High wages, strong unions, and well-trained workers are not the problem in a globalized economy – they are the solution.  

We live in a world today where hundreds of millions of people lack the very basics of life.  Just as the New Deal brought basic security to all Americans, a Global New Deal could see to it that everyone on this earth has the minimum necessities of a decent life.

And imagine the dividends on this investment, not just in terms of economic growth and demand for U.S. exports, but in terms of global security and stability.  I was heartened to hear President Sarkozy speak at the World Economic Forum about his commitment to a global development agenda and the need for a global financial transaction tax to help fund these investments.

We must understand that we cannot have either an end to the jobs crisis in the United States or solutions to poverty worldwide if the United States and the world community go down the path of competitive fiscal austerity and tax cuts for the wealthy.
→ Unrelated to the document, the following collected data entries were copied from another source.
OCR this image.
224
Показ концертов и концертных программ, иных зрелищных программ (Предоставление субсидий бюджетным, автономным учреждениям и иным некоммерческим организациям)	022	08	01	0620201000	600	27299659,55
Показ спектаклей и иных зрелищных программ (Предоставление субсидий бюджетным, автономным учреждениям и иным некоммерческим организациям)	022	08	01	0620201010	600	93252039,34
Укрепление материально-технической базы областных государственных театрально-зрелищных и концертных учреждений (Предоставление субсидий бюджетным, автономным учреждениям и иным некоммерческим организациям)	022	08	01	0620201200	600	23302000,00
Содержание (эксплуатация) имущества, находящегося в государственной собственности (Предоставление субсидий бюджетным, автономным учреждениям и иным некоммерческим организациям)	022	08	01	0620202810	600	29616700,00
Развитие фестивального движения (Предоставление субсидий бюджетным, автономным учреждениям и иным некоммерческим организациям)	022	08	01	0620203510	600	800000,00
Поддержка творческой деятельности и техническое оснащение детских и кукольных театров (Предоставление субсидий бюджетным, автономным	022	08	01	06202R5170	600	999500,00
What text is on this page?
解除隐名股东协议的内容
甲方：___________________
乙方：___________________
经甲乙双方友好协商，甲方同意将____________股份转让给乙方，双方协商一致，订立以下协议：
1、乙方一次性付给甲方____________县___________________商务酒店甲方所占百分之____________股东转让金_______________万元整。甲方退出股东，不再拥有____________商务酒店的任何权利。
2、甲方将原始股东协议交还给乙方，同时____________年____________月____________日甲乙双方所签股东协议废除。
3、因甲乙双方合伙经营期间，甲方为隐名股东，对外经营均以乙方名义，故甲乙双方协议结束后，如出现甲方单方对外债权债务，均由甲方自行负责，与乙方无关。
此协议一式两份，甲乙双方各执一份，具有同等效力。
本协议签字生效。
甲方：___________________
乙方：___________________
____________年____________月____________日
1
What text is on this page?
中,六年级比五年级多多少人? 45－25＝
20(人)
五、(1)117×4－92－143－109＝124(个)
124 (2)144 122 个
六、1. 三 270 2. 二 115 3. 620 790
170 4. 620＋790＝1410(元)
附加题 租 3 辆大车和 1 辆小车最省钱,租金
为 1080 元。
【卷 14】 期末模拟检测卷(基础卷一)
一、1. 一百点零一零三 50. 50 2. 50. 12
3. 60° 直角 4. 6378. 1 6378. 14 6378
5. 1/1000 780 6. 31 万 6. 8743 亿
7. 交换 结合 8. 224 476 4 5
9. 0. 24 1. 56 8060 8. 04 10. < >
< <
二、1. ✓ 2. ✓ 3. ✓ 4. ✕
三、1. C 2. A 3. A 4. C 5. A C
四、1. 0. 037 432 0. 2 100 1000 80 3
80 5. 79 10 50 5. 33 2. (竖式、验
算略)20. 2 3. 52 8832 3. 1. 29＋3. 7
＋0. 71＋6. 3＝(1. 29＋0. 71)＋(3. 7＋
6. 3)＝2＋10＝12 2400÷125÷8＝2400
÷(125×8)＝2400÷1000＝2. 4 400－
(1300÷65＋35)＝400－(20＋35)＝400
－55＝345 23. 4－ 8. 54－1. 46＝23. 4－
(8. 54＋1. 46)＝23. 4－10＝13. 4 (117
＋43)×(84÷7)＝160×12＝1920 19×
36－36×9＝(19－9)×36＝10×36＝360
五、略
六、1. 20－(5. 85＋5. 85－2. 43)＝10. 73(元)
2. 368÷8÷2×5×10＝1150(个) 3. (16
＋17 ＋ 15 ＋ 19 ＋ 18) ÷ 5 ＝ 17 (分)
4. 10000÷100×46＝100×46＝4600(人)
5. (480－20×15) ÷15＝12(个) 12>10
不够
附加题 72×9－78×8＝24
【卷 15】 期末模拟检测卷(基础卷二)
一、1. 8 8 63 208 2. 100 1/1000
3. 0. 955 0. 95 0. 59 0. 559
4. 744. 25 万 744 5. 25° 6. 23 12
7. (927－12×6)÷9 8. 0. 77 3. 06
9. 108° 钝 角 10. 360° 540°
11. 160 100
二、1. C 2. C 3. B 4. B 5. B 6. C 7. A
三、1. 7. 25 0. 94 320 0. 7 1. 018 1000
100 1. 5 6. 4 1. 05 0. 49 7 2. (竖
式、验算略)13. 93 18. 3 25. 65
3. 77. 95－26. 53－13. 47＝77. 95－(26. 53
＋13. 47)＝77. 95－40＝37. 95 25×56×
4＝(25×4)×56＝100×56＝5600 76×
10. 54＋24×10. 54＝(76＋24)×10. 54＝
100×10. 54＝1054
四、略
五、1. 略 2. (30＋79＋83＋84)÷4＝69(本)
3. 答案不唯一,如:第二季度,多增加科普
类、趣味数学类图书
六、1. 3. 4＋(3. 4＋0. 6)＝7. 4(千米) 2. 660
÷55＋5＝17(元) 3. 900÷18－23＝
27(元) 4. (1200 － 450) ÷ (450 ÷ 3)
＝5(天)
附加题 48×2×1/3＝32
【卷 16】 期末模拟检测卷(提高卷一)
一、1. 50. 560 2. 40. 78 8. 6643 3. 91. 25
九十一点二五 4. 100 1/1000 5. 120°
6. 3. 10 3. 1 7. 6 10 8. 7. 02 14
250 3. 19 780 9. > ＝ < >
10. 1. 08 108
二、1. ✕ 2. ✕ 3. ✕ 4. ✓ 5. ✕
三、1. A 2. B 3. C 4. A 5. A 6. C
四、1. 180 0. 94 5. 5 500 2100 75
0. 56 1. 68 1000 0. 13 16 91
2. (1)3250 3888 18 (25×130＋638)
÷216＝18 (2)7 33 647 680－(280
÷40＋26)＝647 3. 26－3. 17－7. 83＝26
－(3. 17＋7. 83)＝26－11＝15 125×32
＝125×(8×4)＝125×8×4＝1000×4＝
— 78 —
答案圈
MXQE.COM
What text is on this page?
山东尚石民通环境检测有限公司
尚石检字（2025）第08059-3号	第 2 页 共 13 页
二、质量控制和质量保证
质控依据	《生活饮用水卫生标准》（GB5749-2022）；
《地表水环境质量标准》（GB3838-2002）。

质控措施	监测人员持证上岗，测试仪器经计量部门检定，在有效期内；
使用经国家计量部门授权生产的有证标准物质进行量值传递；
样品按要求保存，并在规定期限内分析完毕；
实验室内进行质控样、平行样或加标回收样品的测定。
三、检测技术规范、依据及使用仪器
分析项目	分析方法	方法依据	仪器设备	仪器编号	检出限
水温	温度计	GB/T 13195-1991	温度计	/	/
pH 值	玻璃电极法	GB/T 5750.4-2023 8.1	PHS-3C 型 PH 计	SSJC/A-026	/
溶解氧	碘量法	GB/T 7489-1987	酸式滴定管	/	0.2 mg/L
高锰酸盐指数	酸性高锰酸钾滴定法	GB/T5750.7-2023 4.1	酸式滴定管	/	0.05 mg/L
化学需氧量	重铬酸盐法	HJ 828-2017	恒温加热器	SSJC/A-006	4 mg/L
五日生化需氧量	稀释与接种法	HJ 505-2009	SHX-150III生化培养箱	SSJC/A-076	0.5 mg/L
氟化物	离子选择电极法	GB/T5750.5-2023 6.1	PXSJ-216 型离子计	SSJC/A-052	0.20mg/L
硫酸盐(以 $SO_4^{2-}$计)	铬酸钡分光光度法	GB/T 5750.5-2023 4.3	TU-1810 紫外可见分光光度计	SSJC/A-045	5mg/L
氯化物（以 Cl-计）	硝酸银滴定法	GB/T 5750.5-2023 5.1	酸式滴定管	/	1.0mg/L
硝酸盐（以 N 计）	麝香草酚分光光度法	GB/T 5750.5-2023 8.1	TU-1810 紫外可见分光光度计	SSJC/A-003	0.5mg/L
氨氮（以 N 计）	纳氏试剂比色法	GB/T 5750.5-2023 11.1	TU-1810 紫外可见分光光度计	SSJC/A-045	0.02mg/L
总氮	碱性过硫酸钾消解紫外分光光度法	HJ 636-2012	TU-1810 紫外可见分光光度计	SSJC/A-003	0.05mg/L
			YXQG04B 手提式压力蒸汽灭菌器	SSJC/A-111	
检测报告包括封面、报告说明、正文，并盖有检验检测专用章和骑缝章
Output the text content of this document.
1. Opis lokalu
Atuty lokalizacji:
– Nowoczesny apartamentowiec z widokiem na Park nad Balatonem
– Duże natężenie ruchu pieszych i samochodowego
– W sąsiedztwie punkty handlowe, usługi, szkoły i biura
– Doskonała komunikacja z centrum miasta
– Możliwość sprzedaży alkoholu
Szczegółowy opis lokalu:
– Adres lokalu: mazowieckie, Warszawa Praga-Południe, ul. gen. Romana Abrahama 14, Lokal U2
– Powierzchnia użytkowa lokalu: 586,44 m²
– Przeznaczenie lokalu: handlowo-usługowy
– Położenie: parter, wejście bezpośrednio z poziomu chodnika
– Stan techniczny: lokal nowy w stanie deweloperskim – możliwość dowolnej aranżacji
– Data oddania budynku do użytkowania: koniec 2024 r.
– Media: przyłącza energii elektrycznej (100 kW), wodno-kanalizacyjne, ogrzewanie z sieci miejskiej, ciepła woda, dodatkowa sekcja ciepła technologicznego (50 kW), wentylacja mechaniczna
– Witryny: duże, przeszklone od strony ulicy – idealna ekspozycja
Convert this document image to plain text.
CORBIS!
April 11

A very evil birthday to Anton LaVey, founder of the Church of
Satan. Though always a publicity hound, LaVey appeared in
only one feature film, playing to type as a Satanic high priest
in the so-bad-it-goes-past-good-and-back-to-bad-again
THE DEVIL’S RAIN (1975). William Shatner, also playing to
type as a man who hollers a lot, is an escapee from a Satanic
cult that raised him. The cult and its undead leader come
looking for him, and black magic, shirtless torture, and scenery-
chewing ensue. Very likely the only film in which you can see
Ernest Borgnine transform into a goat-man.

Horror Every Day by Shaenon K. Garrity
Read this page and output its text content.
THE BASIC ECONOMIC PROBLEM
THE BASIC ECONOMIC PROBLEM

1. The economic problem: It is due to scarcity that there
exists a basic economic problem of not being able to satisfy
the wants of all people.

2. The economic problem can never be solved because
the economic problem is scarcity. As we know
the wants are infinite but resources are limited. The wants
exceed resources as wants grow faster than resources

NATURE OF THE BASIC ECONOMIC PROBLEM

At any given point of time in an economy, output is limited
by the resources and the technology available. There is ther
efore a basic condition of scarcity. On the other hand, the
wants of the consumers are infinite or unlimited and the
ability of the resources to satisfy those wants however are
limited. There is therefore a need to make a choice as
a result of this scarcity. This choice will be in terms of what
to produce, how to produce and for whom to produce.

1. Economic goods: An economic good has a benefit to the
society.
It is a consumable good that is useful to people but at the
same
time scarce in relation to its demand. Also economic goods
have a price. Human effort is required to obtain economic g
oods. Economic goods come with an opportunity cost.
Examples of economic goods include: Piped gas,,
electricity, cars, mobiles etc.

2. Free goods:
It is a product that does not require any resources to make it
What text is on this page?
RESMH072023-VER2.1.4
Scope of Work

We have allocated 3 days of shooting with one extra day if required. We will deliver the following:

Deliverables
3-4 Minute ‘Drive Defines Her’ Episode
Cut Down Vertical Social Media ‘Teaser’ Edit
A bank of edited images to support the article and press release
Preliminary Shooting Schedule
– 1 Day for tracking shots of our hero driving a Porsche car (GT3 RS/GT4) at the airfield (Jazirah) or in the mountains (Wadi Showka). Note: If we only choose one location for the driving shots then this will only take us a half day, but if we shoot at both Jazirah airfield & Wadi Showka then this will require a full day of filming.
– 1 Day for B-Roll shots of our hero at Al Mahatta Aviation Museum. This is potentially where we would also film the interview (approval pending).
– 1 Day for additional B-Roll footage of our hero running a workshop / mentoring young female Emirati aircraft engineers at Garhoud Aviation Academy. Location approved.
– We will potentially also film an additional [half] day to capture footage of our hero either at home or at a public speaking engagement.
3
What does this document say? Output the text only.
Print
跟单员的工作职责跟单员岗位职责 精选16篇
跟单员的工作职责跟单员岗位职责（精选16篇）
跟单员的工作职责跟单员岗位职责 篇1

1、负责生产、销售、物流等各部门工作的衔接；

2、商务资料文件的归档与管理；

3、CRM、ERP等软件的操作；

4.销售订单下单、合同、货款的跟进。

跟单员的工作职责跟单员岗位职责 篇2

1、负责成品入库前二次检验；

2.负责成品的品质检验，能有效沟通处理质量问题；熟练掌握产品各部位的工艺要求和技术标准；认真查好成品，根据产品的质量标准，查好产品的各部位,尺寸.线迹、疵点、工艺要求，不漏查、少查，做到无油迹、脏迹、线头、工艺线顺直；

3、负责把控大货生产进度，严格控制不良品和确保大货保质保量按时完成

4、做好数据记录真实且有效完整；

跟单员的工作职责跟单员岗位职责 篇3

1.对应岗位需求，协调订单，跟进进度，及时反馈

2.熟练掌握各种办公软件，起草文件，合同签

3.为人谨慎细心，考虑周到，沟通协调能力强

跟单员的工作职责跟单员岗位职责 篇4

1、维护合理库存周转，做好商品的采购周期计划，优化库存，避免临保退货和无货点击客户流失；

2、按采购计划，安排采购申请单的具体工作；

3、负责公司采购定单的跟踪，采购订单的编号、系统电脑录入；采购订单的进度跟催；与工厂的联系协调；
Yet here in Washington, in Brussels, and in London that is exactly where policy makers are going.  Next month, the AFL-CIO will host a meeting of all the world's labor movements to release a report on global economic strategy that is focused on jobs and development.  Policymakers should be listening—because all around the world, people are in motion demanding investment in good jobs, as well as democratic accountability.

Democracy and workers' rights are not a means to some greater good—they are part of the fabric of the good life itself.  Silencing workers—no matter for what purpose—undoes our common future.  And when workers reclaim their voice, we reclaim our common global democratic future—a future where all of us can prosper.